CARA DE GENTE HONESTA (BVIW)

Dona Zizinha, mãe de uma amiga, se encantou aos 96. Depois do sepultamento, saí andando pensativa pelas ruas. O calor da tarde sufocava. Se eu bebesse, tomaria um bom trago de algo forte e gelado: primeiro para esquecer as dores que a morte nos provoca. Depois, porque urgia mesmo por um refresco.

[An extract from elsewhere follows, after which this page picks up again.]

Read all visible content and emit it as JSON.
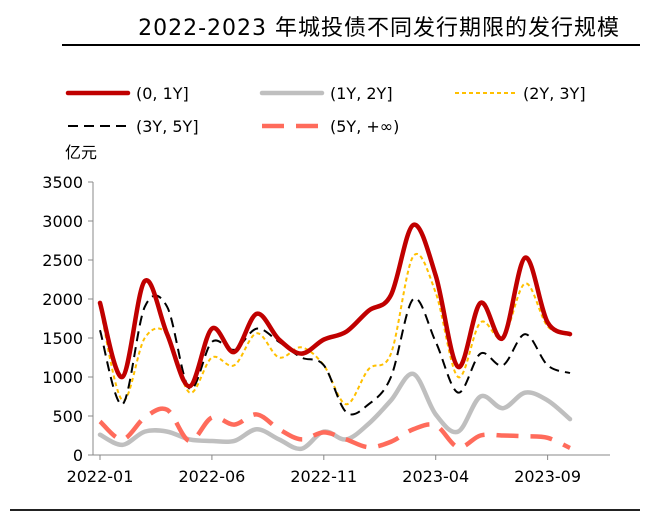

Na esquina do Itaú, uma sorveteria com ares cor-de-rosa me chamou para entrar. Uma moça bonita, com roupa de oncinha, e um sorriso simpático, foi listando: morango, baunilha, chocolate e... Limão! Sem dúvida, limão! Ela me entregou uma torre cremosa em espiral, numa casquinha crocante. Era hora de pagar. Isso se eu tivesse dinheiro: acabava de descobrir que tinha saído com a bolsa errada. O sorvete se derretendo, expliquei a situação. A moça nem pestanejou. Sacou de um bloquinho e uma caneta e adiantou:

— Sem problema! Eu anoto, cê paga depois. — Como devolver um sorvete à máquina? Sem jeito. Corri pra casa e voltei em dois tempos. A oncinha, ou melhor, a mocinha, me olhou assustada:

— Já? Pra que tanta pressa? — Sim, só pressa! Eu queria era pagar aquele sorvete abençoado. Agradeci a confiança.

— Bobagem! — ela me disse —, cê tem cara de gente honesta...

Lá fui eu novamente pensativa pela rua. Dessa vez, sem saber o que era melhor: se descobrir que nesse mundo ainda há quem confie nas pessoas ou se saber que tenho cara de gente honesta.